- Dr. Muhammad Chatib Basri, S.E., M.Ec. adalah seorang ekonom senior, peneliti, dan akademisi terkemuka asal Indonesia yang pernah menjabat sebagai Menteri Keuangan Republik Indonesia periode 21 Mei 2013 hingga 20 Oktober 2014 di era Presiden Susilo Bambang Yudhoyono.
Pria kelahiran Jakarta, 22 Agustus 1965 ini diakui secara luas atas keahliannya dalam bidang kebijakan makroekonomi, perdagangan internasional, dan ekonomi fiskal.
Berikut adalah profil lengkap, rekam jejak karier, serta informasi terbaru mengenai Chatib Basri:
Isu Terkini
Pada awal Juni 2026, nama Chatib Basri mendadak ramai diperbincangkan di media sosial dan pasar keuangan setelah beredar spekulasi bahwa ia ditunjuk oleh Presiden Prabowo Subianto sebagai Menteri Keuangan menggantikan Purbaya Yudhi Sadewa. Isu ini mencuat di tengah tekanan volatilitas nilai tukar rupiah.
Namun, pihak Istana melalui Menteri Sekretaris Negara Prasetyo Hadi telah membantah tegas rumor tersebut dan menyatakan bahwa saat ini tidak ada rencana perombakan kabinet (reshuffle).
Riwayat Karier Strategis
Sebelum dan sesudah menjabat sebagai menteri, Chatib Basri memegang berbagai posisi krusial di sektor publik, swasta, maupun organisasi internasional:
Menteri Keuangan RI (2013–2014): Menavigasi kebijakan fiskal Indonesia di akhir masa jabatan Kabinet Indonesia Bersatu II.

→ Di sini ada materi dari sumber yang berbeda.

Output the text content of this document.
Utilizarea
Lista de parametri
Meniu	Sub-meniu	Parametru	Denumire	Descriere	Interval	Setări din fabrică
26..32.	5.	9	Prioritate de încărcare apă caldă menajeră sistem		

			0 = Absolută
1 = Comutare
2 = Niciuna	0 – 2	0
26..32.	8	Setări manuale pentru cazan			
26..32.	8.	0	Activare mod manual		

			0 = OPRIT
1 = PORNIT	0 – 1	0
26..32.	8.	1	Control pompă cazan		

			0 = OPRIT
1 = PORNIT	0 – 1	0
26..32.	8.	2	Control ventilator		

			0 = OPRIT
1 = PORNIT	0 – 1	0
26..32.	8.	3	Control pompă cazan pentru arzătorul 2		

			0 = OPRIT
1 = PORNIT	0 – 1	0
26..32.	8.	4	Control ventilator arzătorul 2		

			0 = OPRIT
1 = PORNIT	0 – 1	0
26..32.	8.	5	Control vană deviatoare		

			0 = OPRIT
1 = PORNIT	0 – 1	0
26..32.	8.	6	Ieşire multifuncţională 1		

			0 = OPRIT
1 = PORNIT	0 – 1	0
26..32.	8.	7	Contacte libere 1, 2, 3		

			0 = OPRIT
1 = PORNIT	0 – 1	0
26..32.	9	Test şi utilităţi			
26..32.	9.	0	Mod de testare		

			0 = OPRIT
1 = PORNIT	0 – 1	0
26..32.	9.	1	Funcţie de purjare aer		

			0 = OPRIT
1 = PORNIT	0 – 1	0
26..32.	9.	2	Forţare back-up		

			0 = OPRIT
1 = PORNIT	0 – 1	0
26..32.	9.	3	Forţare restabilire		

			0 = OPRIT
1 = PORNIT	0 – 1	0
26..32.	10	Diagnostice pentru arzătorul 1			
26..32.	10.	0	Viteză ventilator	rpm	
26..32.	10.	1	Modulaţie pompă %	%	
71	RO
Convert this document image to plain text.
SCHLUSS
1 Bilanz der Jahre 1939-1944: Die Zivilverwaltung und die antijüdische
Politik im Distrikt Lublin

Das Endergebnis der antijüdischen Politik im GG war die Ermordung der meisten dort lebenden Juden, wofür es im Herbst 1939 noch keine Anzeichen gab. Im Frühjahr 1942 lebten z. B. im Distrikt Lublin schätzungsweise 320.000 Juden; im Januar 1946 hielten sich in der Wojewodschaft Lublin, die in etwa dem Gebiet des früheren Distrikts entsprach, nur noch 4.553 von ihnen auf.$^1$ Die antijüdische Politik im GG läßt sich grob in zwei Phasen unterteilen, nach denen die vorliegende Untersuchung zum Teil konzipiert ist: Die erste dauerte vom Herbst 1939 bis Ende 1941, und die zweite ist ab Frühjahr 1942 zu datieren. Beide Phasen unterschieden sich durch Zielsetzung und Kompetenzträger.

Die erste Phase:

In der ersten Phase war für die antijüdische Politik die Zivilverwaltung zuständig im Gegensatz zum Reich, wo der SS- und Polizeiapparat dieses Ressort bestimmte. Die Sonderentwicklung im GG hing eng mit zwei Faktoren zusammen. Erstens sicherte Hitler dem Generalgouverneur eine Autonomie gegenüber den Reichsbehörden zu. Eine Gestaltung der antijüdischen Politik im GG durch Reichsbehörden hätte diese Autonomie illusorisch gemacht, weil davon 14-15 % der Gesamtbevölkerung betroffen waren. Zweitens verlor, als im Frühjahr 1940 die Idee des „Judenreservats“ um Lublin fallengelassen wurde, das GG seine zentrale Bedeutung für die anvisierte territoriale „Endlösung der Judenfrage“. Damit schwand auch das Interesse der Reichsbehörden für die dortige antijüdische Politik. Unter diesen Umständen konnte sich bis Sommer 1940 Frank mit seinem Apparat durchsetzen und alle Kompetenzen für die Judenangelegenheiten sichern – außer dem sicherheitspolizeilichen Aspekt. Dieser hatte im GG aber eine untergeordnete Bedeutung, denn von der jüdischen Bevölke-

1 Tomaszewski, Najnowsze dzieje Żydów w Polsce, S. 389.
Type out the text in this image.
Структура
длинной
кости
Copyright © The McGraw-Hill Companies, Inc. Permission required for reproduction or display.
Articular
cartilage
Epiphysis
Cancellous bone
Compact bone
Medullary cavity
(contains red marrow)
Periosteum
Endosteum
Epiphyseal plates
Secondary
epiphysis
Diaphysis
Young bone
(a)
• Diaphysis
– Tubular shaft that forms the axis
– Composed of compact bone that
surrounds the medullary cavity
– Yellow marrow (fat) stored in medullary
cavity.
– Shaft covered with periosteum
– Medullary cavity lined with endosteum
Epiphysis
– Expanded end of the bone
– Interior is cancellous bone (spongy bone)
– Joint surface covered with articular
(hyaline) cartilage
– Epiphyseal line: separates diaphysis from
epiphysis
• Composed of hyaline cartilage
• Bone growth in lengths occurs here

Kepala Badan Koordinasi Penanaman Modal (BKPM) (2012–2013): Bertugas mendorong iklim investasi dan menyederhanakan regulasi penanaman modal di Indonesia.
Komisaris Utama PT Bank Mandiri (Persero) Tbk: Mengawasi salah satu institusi perbankan terbesar milik negara.
Anggota Dewan Ekonomi Nasional (DEN): Terlibat aktif dalam memberikan masukan strategis mengenai peta jalan ekonomi nasional.
Penasihat Internasional: Menjadi anggota High-Level Advisory Group untuk Bank Dunia (World Bank) dan Dana Moneter Internasional (IMF) dalam isu-isu pemulihan pascapandemi dan perubahan iklim.
Latar Belakang Akademis
Selain aktif di birokrasi, ia merupakan seorang intelektual tulen yang mendedikasikan waktunya di dunia pendidikan:
Pendidikan: Meraih gelar Sarjana Ekonomi (S.E.) dari Universitas Indonesia pada tahun 1992. Ia kemudian melanjutkan studi master (M.Ec.) dan meraih gelar Doctor of Philosophy (Ph.D.) bidang Ekonomi dari The Australian National University (ANU) pada tahun 2001.
Pengajar:
Guru Besar/Dosen Senior di Departemen Ilmu Ekonomi, Fakultas Ekonomi dan Bisnis Universitas Indonesia (FEB UI).
Peneliti:
Pernah menjadi Visiting Scholar di Harvard Center for International Development (CID) serta aktif merilis berbagai jurnal ilmiah mengenai integrasi ekonomi regional dan makroekonomi global.